Among the speakers, Wilmington resident Ed Spencer described the land today as "a broken concrete jungle from a bygone era," calling it an 'eyesore,' a word repeated by many on both sides.

Pleading Gateway's case, Spencer argued that the development would not just improve the entry to the city, but also provide jobs and increase the local tax base.

Many of Gateway's possible neighbors formed the opposition, from residents of the nearby historic neighborhood on one side, to Colonial-Carolina Inc. on the other. A representative of the chemical storage company said the change could zone them out of business.

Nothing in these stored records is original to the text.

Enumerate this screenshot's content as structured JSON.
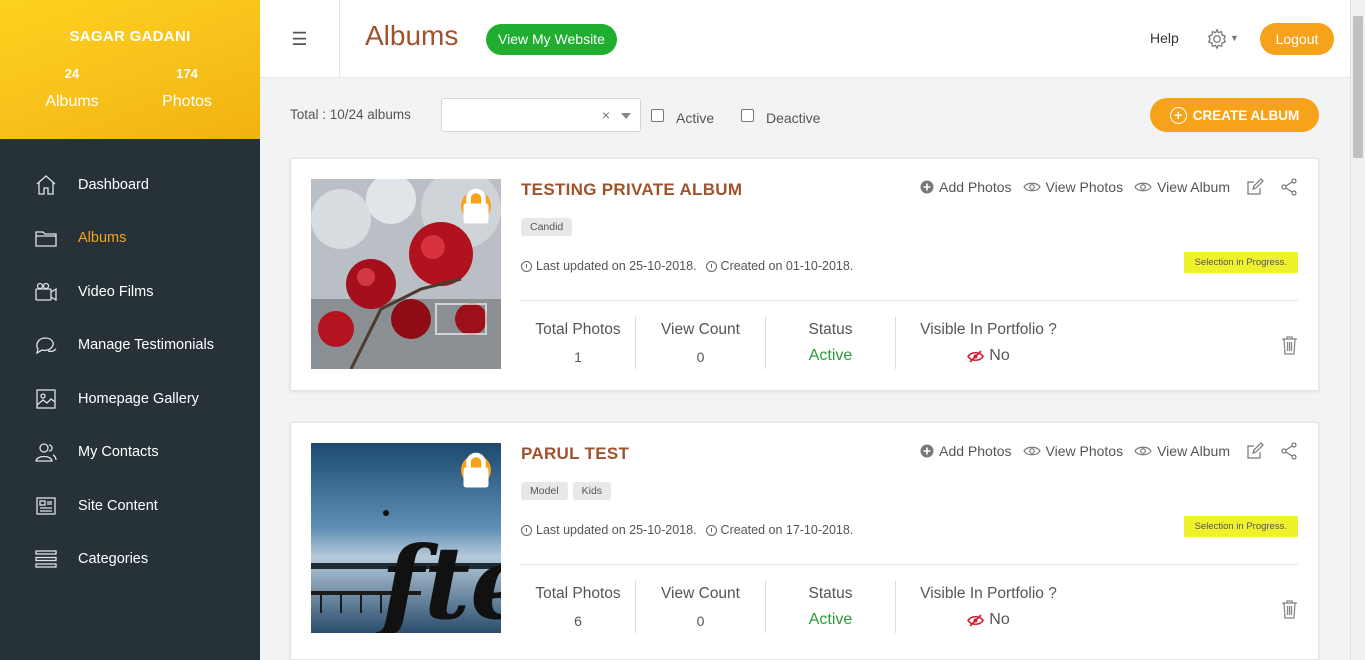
{
  "profile": {
    "name": "SAGAR GADANI",
    "albums_count": "24",
    "albums_label": "Albums",
    "photos_count": "174",
    "photos_label": "Photos"
  },
  "sidebar": {
    "items": [
      {
        "label": "Dashboard",
        "icon": "home-icon"
      },
      {
        "label": "Albums",
        "icon": "folder-icon",
        "active": true
      },
      {
        "label": "Video Films",
        "icon": "video-camera-icon"
      },
      {
        "label": "Manage Testimonials",
        "icon": "chat-icon"
      },
      {
        "label": "Homepage Gallery",
        "icon": "image-icon"
      },
      {
        "label": "My Contacts",
        "icon": "contacts-icon"
      },
      {
        "label": "Site Content",
        "icon": "newspaper-icon"
      },
      {
        "label": "Categories",
        "icon": "list-icon"
      }
    ]
  },
  "header": {
    "title": "Albums",
    "website_button": "View My Website",
    "help": "Help",
    "logout": "Logout"
  },
  "filters": {
    "total": "Total : 10/24 albums",
    "clear": "×",
    "active_label": "Active",
    "deactive_label": "Deactive",
    "create_button": "CREATE ALBUM"
  },
  "albums": [
    {
      "title": "TESTING PRIVATE ALBUM",
      "tags": [
        "Candid"
      ],
      "last_updated": "Last updated on 25-10-2018.",
      "created": "Created on 01-10-2018.",
      "actions": {
        "add": "Add Photos",
        "view_photos": "View Photos",
        "view_album": "View Album"
      },
      "badge": "Selection in Progress.",
      "stats": {
        "total_photos_label": "Total Photos",
        "total_photos": "1",
        "view_count_label": "View Count",
        "view_count": "0",
        "status_label": "Status",
        "status": "Active",
        "portfolio_label": "Visible In Portfolio ?",
        "portfolio": "No"
      }
    },
    {
      "title": "PARUL TEST",
      "tags": [
        "Model",
        "Kids"
      ],
      "last_updated": "Last updated on 25-10-2018.",
      "created": "Created on 17-10-2018.",
      "actions": {
        "add": "Add Photos",
        "view_photos": "View Photos",
        "view_album": "View Album"
      },
      "badge": "Selection in Progress.",
      "stats": {
        "total_photos_label": "Total Photos",
        "total_photos": "6",
        "view_count_label": "View Count",
        "view_count": "0",
        "status_label": "Status",
        "status": "Active",
        "portfolio_label": "Visible In Portfolio ?",
        "portfolio": "No"
      }
    }
  ],
  "colors": {
    "accent_orange": "#f7a21b",
    "sidebar_bg": "#263238",
    "title_brown": "#a0522d",
    "green": "#1fae2f",
    "badge_yellow": "#eef22b"
  }
}
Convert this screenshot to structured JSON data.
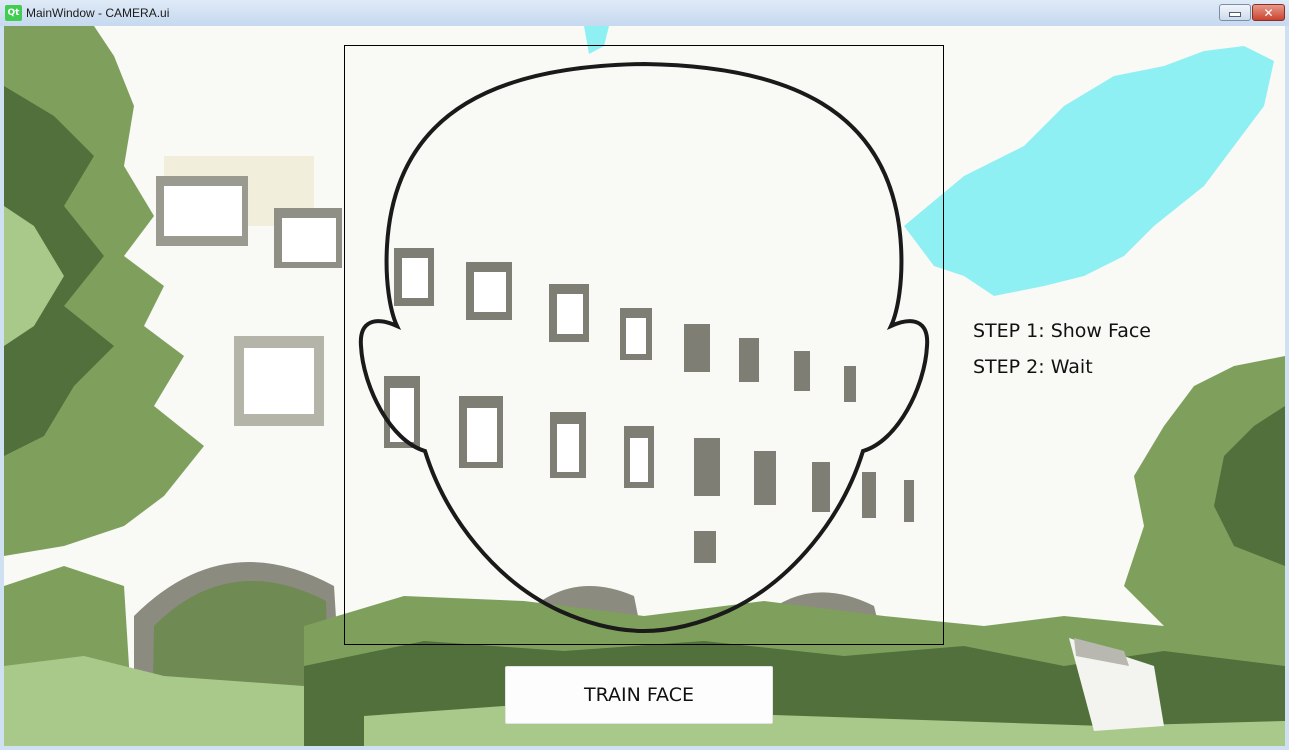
{
  "window": {
    "title": "MainWindow - CAMERA.ui",
    "logo_text": "Qt"
  },
  "steps": {
    "step1": "STEP 1: Show Face",
    "step2": "STEP 2: Wait"
  },
  "actions": {
    "train_face": "TRAIN FACE"
  },
  "colors": {
    "sky_cyan": "#8ff0f4",
    "foliage_green": "#7fa05d",
    "dark_green": "#52703b",
    "light_green": "#a9c98a",
    "building_gray": "#8b8b80",
    "cream": "#f2f0da"
  }
}
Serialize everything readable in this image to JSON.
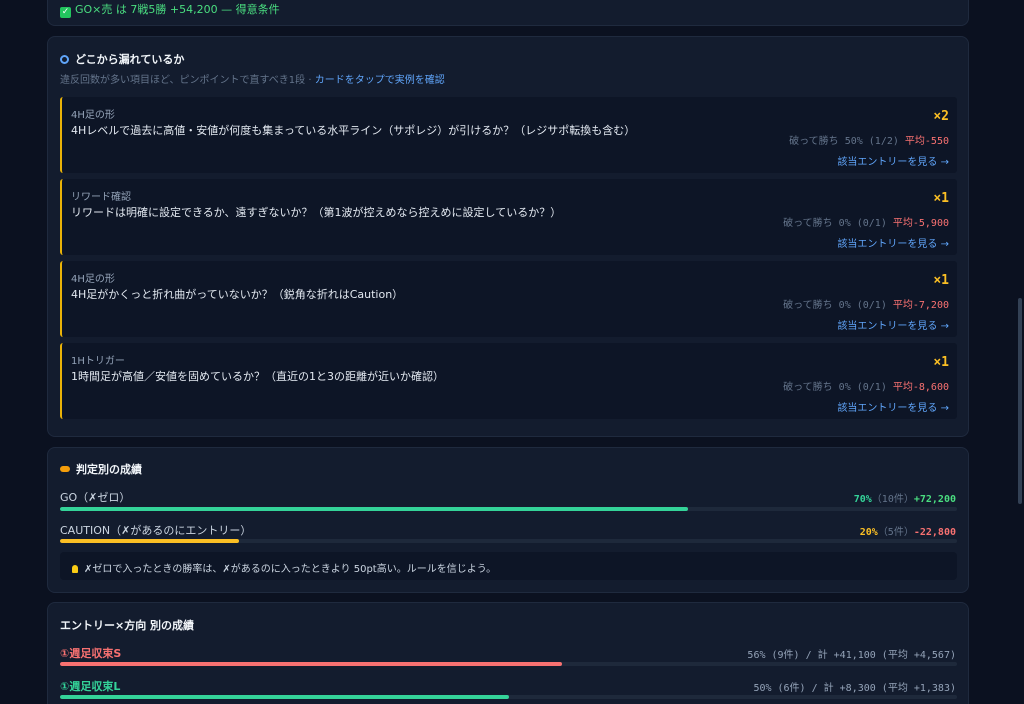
{
  "top": {
    "summary": "GO×売 は 7戦5勝 +54,200 — 得意条件"
  },
  "leaks": {
    "title": "どこから漏れているか",
    "sub_text": "違反回数が多い項目ほど、ピンポイントで直すべき1段 · ",
    "sub_link": "カードをタップで実例を確認",
    "items": [
      {
        "category": "4H足の形",
        "question": "4Hレベルで過去に高値・安値が何度も集まっている水平ライン（サポレジ）が引けるか？（レジサポ転換も含む）",
        "count": "×2",
        "stat": "破って勝ち 50% (1/2) ",
        "avg": "平均-550",
        "more": "該当エントリーを見る →"
      },
      {
        "category": "リワード確認",
        "question": "リワードは明確に設定できるか、遠すぎないか？（第1波が控えめなら控えめに設定しているか？）",
        "count": "×1",
        "stat": "破って勝ち 0% (0/1) ",
        "avg": "平均-5,900",
        "more": "該当エントリーを見る →"
      },
      {
        "category": "4H足の形",
        "question": "4H足がかくっと折れ曲がっていないか？（鋭角な折れはCaution）",
        "count": "×1",
        "stat": "破って勝ち 0% (0/1) ",
        "avg": "平均-7,200",
        "more": "該当エントリーを見る →"
      },
      {
        "category": "1Hトリガー",
        "question": "1時間足が高値／安値を固めているか？（直近の1と3の距離が近いか確認）",
        "count": "×1",
        "stat": "破って勝ち 0% (0/1) ",
        "avg": "平均-8,600",
        "more": "該当エントリーを見る →"
      }
    ]
  },
  "verdict": {
    "title": "判定別の成績",
    "rows": [
      {
        "label": "GO（✗ゼロ）",
        "pct": "70%",
        "count": "（10件）",
        "total": "+72,200",
        "win_rate": 0.7,
        "color": "#34d399",
        "total_color": "#4ade80"
      },
      {
        "label": "CAUTION（✗があるのにエントリー）",
        "pct": "20%",
        "count": "（5件）",
        "total": "-22,800",
        "win_rate": 0.2,
        "color": "#fbbf24",
        "total_color": "#f87171"
      }
    ],
    "note": "✗ゼロで入ったときの勝率は、✗があるのに入ったときより 50pt高い。ルールを信じよう。"
  },
  "direction": {
    "title": "エントリー×方向 別の成績",
    "rows": [
      {
        "label": "①週足収束S",
        "stats": "56% (9件) / 計 +41,100 (平均 +4,567)",
        "win_rate": 0.56,
        "color": "#f87171"
      },
      {
        "label": "①週足収束L",
        "stats": "50% (6件) / 計 +8,300 (平均 +1,383)",
        "win_rate": 0.5,
        "color": "#34d399"
      }
    ]
  }
}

Castle street resident Hannah Vaughn brought a petition she said nearly a hundred of her neighbors had signed to oppose the project. While she personally would like to see the land remain industrial, Vaughn says there might be proposals the neighborhood could accept.

"If they could scale it back, put a few condos there or something, I do think the neighbors, we could all live with that," Vaughn said. "But nothing that's going to present this much traffic."

CONA, the Council of Neighborhood Associations, Residents of Old Wilmington and the Cape Fear River Watch added their protests against the project. Wilmington Downtown, Inc. spoke in favor, although they also listed a couple of conditions to their support.

City Council members too brought up several concerns, from better traffic mitigation to guaranteed public greenspace, eventually giving Evans a laundry list of changes they want him to make before he starts the approval process all over again in front of the Wilmington Planning Commission at its next meeting in March.

After the meeting, Evans said he doesn't expect the final project to look very different from the current proposal.

"The presence of something inspirational and viable right next to the gateway to Wilmington, those are the big points," Evans said. "How we can have a lighter impact on the neighborhood, those are details."